Coğrafi merkez belirlenirken genellikle “kütle merkezi” (centroid) yöntemi kullanılır. Bu yöntem, dünya yüzeyindeki kara alanlarının ortalama ağırlık merkezini hesaplar. NASA gibi kuruluşlar ve bazı üniversiteler bu konuda çeşitli coğrafi bilgi sistemleri (GIS) kullanarak daha hassas veriler elde etmeye çalışır. Ancak hesaplamalarda karşılaşılan en büyük zorluklardan biri, Dünya'nın tam bir küre olmamasıdır. Ekvator bölgesinde şişkin, kutuplarda basık olan geoit şekli nedeniyle sonuçlar değişebilir. Ayrıca hesaplamaya adalar, göller ve dağlık alanlar dahil edildiğinde merkez noktası da yer değiştirebilir. Bu yüzden farklı araştırmalar, dünyanın coğrafi merkezi için farklı koordinatlar sunar.

Günümüzde Belirlenen Coğrafi Merkez Noktaları

Günümüzde yapılan modern hesaplamalar sayesinde, dünyanın coğrafi merkezine dair daha net sonuçlar elde edilmeye başlanmıştır. Ancak hangi verilerin kullanıldığına ve hangi hesaplama yönteminin tercih edildiğine bağlı olarak bu “merkez” farklı noktalarda yer alabilir. Bu nedenle dünyanın tam merkezinin neresi olduğu konusu hâlâ kesinleşmiş değil. Yine de bazı bölgeler, bu hesaplamalarda öne çıkmakta ve çeşitli kurumlar tarafından “coğrafi merkez” olarak kabul edilmektedir.

 

En çok kabul gören noktalardan biri, Türkiye ile Çin arasında yer alan Asya’nın batı kısmındaki bölgeler olmuştur. Özellikle Türkiye’nin Çorum ili, 2003 yılında Fransız jeofizikçi Jean-George Affholder’ın yaptığı hesaplamalara göre “dünyanın kara merkezine” en yakın yer olarak belirlenmiştir. Bu noktada Affholder, dünya üzerindeki tüm kara parçalarının ağırlık merkezini coğrafi veri sistemleri yardımıyla hesaplamış ve sonucun Çorum yakınlarına düştüğünü belirtmiştir. Bu iddia hem yerel hem de uluslararası medyada geniş yankı uyandırmış, Çorum’un turistik tanıtımına da katkı sağlamıştır.

 

Bunun dışında Çin’in Xinjiang bölgesi, Rusya’nın Novosibirsk civarları ve Kazakistan’ın bazı noktaları da farklı araştırmalarda merkez olarak gösterilmiştir. Ancak bu noktalar arasında net bir fikir birliği yoktur. Özellikle deniz seviyesinin dikkate alınıp alınmaması ve kıta sınırlarının nasıl belirlendiği gibi teknik detaylar, hesaplamaları ciddi biçimde etkiler.

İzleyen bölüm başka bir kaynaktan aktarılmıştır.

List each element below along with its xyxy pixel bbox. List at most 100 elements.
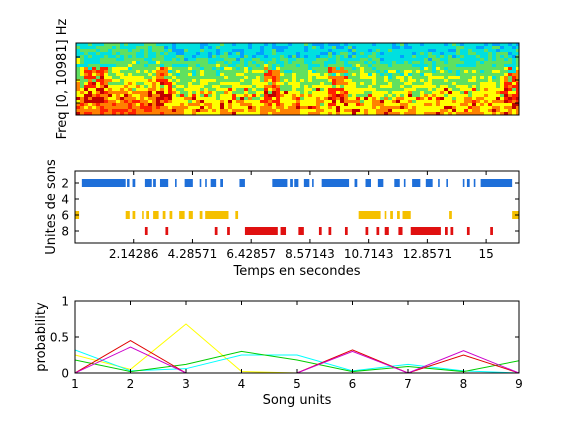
spectrogram-cell (204, 103, 209, 107)
spectrogram-cell (340, 85, 345, 89)
spectrogram-cell (124, 58, 129, 62)
spectrogram-cell (424, 64, 429, 68)
spectrogram-cell (160, 73, 165, 77)
spectrogram-cell (364, 112, 369, 115)
spectrogram-cell (368, 55, 373, 59)
spectrogram-cell (424, 85, 429, 89)
spectrogram-cell (160, 61, 165, 65)
spectrogram-cell (356, 109, 361, 113)
spectrogram-cell (92, 103, 97, 107)
spectrogram-cell (212, 52, 217, 56)
unit-segment-3 (445, 227, 448, 235)
spectrogram-cell (392, 103, 397, 107)
unit-segment-1 (394, 179, 400, 187)
spectrogram-cell (284, 43, 289, 47)
spectrogram-cell (120, 82, 125, 86)
spectrogram-cell (160, 64, 165, 68)
spectrogram-cell (444, 61, 449, 65)
spectrogram-cell (92, 88, 97, 92)
spectrogram-cell (100, 58, 105, 62)
spectrogram-cell (224, 70, 229, 74)
spectrogram-cell (476, 76, 481, 80)
spectrogram-cell (512, 46, 517, 50)
spectrogram-cell (352, 97, 357, 101)
spectrogram-cell (288, 82, 293, 86)
spectrogram-cell (308, 61, 313, 65)
spectrogram-cell (196, 79, 201, 83)
spectrogram-cell (500, 85, 505, 89)
spectrogram-cell (340, 58, 345, 62)
spectrogram-cell (316, 85, 321, 89)
spectrogram-cell (516, 85, 519, 89)
spectrogram-cell (376, 46, 381, 50)
spectrogram-cell (344, 109, 349, 113)
spectrogram-cell (204, 85, 209, 89)
spectrogram-cell (304, 64, 309, 68)
spectrogram-cell (320, 70, 325, 74)
spectrogram-cell (236, 85, 241, 89)
spectrogram-cell (264, 79, 269, 83)
spectrogram-cell (384, 46, 389, 50)
spectrogram-cell (312, 91, 317, 95)
spectrogram-cell (492, 85, 497, 89)
spectrogram-cell (476, 100, 481, 104)
spectrogram-cell (208, 46, 213, 50)
spectrogram-cell (352, 67, 357, 71)
spectrogram-cell (224, 85, 229, 89)
spectrogram-cell (328, 58, 333, 62)
spectrogram-cell (504, 46, 509, 50)
spectrogram-cell (176, 49, 181, 53)
unit-segment-2 (397, 211, 400, 219)
spectrogram-cell (328, 91, 333, 95)
spectrogram-cell (452, 73, 457, 77)
spectrogram-cell (376, 67, 381, 71)
spectrogram-cell (212, 94, 217, 98)
spectrogram-cell (464, 82, 469, 86)
spectrogram-cell (208, 52, 213, 56)
spectrogram-cell (424, 43, 429, 47)
spectrogram-cell (220, 109, 225, 113)
spectrogram-cell (392, 52, 397, 56)
spectrogram-cell (472, 43, 477, 47)
spectrogram-cell (80, 109, 85, 113)
spectrogram-cell (364, 94, 369, 98)
spectrogram-cell (300, 91, 305, 95)
spectrogram-cell (428, 100, 433, 104)
spectrogram-cell (188, 49, 193, 53)
spectrogram-cell (148, 112, 153, 115)
spectrogram-cell (284, 52, 289, 56)
spectrogram-cell (400, 112, 405, 115)
spectrogram-cell (132, 85, 137, 89)
spectrogram-cell (340, 49, 345, 53)
spectrogram-cell (288, 49, 293, 53)
spectrogram-cell (512, 109, 517, 113)
spectrogram-cell (136, 58, 141, 62)
spectrogram-cell (352, 58, 357, 62)
spectrogram-cell (376, 61, 381, 65)
spectrogram-ylabel: Freq [0, 10981] Hz (55, 18, 70, 139)
spectrogram-cell (492, 61, 497, 65)
spectrogram-cell (292, 73, 297, 77)
spectrogram-cell (356, 49, 361, 53)
spectrogram-cell (148, 79, 153, 83)
spectrogram-cell (332, 55, 337, 59)
spectrogram-cell (164, 94, 169, 98)
spectrogram-cell (356, 88, 361, 92)
spectrogram-cell (216, 76, 221, 80)
spectrogram-cell (236, 79, 241, 83)
spectrogram-cell (296, 52, 301, 56)
unit-segment-1 (199, 179, 202, 187)
spectrogram-cell (308, 46, 313, 50)
spectrogram-cell (284, 82, 289, 86)
spectrogram-cell (312, 88, 317, 92)
spectrogram-cell (428, 82, 433, 86)
spectrogram-cell (216, 70, 221, 74)
spectrogram-cell (184, 103, 189, 107)
spectrogram-cell (312, 70, 317, 74)
spectrogram-cell (104, 97, 109, 101)
spectrogram-cell (428, 67, 433, 71)
spectrogram-cell (92, 61, 97, 65)
spectrogram-cell (180, 91, 185, 95)
spectrogram-cell (260, 70, 265, 74)
spectrogram-cell (156, 109, 161, 113)
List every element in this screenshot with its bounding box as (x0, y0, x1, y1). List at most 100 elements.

Türkiye’nin “Dünyanın Merkezi” Olduğu İddiaları

Türkiye’nin “dünyanın merkezi” olduğu yönündeki iddialar hem coğrafi hesaplamalara hem de tarihsel-kültürel yaklaşımlara dayandırılmaktadır. Özellikle Çorum ilinin bu konuda öne çıkması, uluslararası bilimsel araştırmalara dayalı olsa da yerel halk ve yetkililer tarafından gururla sahiplenilmiş ve bu iddia zamanla bir tanıtım unsuruna dönüşmüştür. Peki, bu iddia nereden çıkıyor ve ne kadar gerçeklik payı taşıyor?

 

2003 yılında Fransız jeofizikçi Jean-George Affholder, dünya üzerindeki kara parçalarının kütle merkezini hesapladığında, bu noktanın Türkiye’nin Çorum ili yakınlarında bulunduğunu açıklamıştır. Bu bilimsel açıklama, Çorum’un “dünyanın kara merkezi” olarak anılmasına yol açmıştır. Çorum Belediyesi, bu iddiayı turizm açısından değerlendirmiş; şehrin girişine “Dünyanın Merkezi Çorum” yazılı tabelalar yerleştirmiş ve bölgeye sembolik bir anıt dikilmiştir. Ancak bu merkezin hesaplanmasında kullanılan yöntem, yalnızca kara yüzeylerini dikkate aldığı için genel anlamda tartışmalı kalmaktadır.

 

Türkiye’nin bu tür iddialara konu olması aslında yalnızca coğrafi bir mesele değil. Anadolu, tarih boyunca pek çok uygarlığa ev sahipliği yapmış, Doğu ile Batı’nın buluştuğu önemli bir geçiş noktası olmuştur. Bu tarihsel zemin, Türkiye’nin “merkez” olarak görülmesini kültürel ve tarihsel bağlamda da anlamlı kılar. Ancak bilimsel açıdan değerlendirildiğinde, dünyanın coğrafi merkezi için farklı alternatiflerin olduğu ve tek bir sonucun olmadığı unutulmamalıdır.